El salón del vehículo clásico de París, Retromobile, acoge una impresionante exposición de los Aston Martin más emblemáticos, con el DB5 del agente 007 como estrella de la muestra.

POR PEDRO BERRIO

Retromobile es uno de los salones de vehículos clásicos más importantes del mundo, cita ineludible para los mejores coleccionistas y aficionados. Del 8 al 12 de febrero, en el recinto ferial de la Porte de Versailles, se reunirán algunos de los automóviles clásicos más bellos y cotizados del planeta, pero algunos de ellos desfilarán en las numerosas subastas que especialistas como Artcurial, Sotheby’s o RM Auctions realizan en esos días en la capital francesa.

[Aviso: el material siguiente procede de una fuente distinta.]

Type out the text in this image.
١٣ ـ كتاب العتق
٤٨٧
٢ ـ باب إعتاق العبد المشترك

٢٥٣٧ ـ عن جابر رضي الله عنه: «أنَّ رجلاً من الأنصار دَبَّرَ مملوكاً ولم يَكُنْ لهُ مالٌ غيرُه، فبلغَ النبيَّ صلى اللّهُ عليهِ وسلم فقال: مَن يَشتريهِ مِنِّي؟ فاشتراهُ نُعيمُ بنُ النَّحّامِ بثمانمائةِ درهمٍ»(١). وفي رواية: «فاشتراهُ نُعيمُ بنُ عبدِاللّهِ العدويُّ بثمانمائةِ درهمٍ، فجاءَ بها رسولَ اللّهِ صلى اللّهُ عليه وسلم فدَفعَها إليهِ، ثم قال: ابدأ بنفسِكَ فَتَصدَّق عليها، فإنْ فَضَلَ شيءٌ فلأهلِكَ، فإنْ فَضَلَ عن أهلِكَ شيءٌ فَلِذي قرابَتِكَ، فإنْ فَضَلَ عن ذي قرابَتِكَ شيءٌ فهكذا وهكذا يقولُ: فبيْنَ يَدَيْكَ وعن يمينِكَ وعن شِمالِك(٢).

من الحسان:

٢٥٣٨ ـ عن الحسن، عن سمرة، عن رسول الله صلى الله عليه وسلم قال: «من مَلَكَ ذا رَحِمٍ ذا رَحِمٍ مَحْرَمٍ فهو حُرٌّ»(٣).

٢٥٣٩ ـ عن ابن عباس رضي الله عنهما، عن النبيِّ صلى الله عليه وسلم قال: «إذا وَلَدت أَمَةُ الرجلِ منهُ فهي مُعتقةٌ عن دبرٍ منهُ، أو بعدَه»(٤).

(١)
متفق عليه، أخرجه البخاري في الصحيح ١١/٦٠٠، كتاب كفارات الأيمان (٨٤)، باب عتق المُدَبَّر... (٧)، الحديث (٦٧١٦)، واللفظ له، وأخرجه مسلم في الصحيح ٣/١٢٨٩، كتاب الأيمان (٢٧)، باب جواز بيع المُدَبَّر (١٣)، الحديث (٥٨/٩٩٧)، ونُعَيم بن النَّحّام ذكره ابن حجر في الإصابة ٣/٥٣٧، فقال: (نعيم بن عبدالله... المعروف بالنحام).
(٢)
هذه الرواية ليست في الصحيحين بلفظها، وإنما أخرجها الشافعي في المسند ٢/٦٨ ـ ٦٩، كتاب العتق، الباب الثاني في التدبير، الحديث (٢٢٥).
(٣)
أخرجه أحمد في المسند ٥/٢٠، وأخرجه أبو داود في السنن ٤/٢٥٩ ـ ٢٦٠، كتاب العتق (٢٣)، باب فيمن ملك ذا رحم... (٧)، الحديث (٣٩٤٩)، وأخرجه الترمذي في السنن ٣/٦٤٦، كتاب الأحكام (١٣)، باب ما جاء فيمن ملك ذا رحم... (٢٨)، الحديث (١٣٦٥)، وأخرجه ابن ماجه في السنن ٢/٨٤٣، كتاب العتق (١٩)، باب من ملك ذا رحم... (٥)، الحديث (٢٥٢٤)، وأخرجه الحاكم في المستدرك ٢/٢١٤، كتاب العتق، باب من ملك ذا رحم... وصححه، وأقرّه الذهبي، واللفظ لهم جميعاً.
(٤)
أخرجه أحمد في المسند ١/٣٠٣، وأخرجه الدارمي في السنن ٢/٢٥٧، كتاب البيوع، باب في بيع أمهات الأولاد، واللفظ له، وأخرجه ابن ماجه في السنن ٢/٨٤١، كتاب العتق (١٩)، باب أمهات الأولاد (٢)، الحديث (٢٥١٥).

El salón Retromobile también permitirá ver algunos de los más curiosos y exclusivos Aston Martin de la historia de la marca, que en más de un siglo de existencia tan solo ha fabricado unos 66.000 coches, lo que da una idea de su nivel de exclusividad. Uno de los modelos más curiosos y famosos de esta exposición, pero no el más valioso ni el más especial, es el DB5 de 1964 que se convirtió en otro protagonista en la película Goldfinger de James Bond, protagonizada por Sean Connery. Este DB5 plateado luce todo su “armamento” y tecnología de la época, como las ametralladoras de 30 milímetros ocultas en las luces de posición delanteras, el panel blindado trasero, las placas de matrícula rotatorias, el teléfono o el sistema de navegación, verdaderos avances casi de ciencia-ficción hace más de medio siglo.